I implemented the pipeline in the function run_centroid_search_pipeline()
from line 548 of p3_submission.py. The pipeline undistorts an image frame from the video and creates a warped treshold binary from it. Then it uses the centroid search method to find the lane pixels. It fits a polynomial to the pixels and uses the coefficients to calculate curves that are fit onto the lanes. A green polygon is filled in between the curves. The algorithm performs an inverse perspective transform of the polygon and overlays it back onto the undistorted image of the road. The coefficients are stored and future iterations will use a moving average over the most recent 3 frames to calculate the "best" fit. If a polynomial curve is successfully generated, then the algorithm uses that fit to extrapolate the lane curves for future frames. The code checks for major shifts in the positions of the lane curves or if the lane pixels are not detected. If a frame results in major shifts or no lane pixels detected, then the previous averaged best fit is used for computing the curve. If over 3 frames consecutively contains these issues, then the code starts the centroid search over and drops all the stored fits so far.
Here are 3 pipeline output images from various stages of the video
1. Provide a link to your final video output. Your pipeline should perform reasonably well on the entire project video (wobbly lines are ok but no catastrophic failures that would cause the car to drive off the road!).
Here's a link to my video result
1. Briefly discuss any problems / issues you faced in your implementation of this project. Where will your pipeline likely fail? What could you do to make it more robust?

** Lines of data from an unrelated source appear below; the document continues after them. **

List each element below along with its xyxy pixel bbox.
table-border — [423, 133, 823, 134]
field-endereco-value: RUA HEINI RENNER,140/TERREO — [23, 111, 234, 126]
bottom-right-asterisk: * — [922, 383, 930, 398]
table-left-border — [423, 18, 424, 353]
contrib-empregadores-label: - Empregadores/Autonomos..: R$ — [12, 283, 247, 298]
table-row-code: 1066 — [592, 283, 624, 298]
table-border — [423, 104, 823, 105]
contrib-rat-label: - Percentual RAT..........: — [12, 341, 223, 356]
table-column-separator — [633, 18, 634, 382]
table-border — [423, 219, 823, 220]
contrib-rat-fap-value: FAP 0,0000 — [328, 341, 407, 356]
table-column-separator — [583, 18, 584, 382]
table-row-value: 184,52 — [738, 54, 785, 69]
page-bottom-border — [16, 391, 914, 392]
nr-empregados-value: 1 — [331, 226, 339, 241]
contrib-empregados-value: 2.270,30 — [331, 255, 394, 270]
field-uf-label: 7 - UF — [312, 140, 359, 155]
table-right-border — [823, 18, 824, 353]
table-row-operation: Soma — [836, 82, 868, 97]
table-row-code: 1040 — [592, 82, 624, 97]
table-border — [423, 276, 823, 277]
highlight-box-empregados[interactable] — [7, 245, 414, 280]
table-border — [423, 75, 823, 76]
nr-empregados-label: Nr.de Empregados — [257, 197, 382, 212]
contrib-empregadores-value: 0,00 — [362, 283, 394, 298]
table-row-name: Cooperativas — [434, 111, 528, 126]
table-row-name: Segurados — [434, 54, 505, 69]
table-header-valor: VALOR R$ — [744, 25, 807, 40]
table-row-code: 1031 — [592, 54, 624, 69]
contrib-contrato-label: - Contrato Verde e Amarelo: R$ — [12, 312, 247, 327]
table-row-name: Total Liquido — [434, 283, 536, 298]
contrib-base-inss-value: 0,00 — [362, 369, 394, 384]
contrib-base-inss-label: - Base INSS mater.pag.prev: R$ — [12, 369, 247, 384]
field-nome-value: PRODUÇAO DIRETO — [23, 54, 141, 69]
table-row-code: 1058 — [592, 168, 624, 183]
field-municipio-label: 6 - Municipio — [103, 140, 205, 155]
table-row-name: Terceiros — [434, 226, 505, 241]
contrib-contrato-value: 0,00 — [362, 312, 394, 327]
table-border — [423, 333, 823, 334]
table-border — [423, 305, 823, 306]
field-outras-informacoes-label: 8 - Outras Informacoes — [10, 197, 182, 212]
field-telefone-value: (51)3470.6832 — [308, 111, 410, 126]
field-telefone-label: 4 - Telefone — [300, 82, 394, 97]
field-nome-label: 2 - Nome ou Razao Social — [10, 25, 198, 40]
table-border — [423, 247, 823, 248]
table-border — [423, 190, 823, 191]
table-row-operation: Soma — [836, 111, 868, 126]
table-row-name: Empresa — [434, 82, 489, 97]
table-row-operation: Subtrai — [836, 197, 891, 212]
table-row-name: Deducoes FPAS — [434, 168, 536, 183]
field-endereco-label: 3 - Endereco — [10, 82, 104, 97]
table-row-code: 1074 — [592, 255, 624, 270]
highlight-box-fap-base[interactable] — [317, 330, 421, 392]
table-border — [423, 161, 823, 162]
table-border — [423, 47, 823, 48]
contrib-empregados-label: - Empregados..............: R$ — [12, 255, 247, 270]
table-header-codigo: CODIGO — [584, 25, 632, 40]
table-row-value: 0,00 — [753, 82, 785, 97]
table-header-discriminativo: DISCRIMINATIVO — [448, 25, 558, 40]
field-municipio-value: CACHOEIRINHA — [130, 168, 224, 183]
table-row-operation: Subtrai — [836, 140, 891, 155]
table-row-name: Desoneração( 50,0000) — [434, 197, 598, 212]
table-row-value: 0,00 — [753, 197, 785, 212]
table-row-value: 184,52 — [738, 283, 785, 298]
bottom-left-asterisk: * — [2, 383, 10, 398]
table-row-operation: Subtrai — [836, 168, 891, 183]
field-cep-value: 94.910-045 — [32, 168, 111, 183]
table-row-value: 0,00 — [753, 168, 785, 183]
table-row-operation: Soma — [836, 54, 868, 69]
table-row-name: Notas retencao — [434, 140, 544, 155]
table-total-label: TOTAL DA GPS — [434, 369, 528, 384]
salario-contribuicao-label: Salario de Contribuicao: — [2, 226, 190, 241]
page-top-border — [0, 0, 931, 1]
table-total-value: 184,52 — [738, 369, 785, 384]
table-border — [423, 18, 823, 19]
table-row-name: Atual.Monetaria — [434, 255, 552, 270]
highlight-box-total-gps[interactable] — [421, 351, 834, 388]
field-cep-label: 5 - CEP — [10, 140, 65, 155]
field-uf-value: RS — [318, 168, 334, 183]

I created a video that shows only the binary thresholds of each image frame. It shows that sometimes the centroid search detects a center that is not part of the lane. This happens in particular with the dashed lanes, where there are empty spaces in between the dashes. Also, since the algorithm hardcodes the source and destination points of the perspective transform, if there are any sharp turns then the perspective transform will not work well and this will result in poorly fitted lanes. The threshold gradients still tend to pickup marks on the road and this may be detected as a lane pixel, which can also result in a poorly fitted curve. One of the ways I have tried to resolve this is by smoothing over a few frames and also comparing the positions of the lanes over current and previous frames. If there are any wild fluctuations then the code will decide that it was a bad frame. Another thing I could do is use the lane detection algorithms from the first project, in which we use hough lines to fit the best lines to the lane so that I could have dynamic source and destination points that can keep up with curved lines.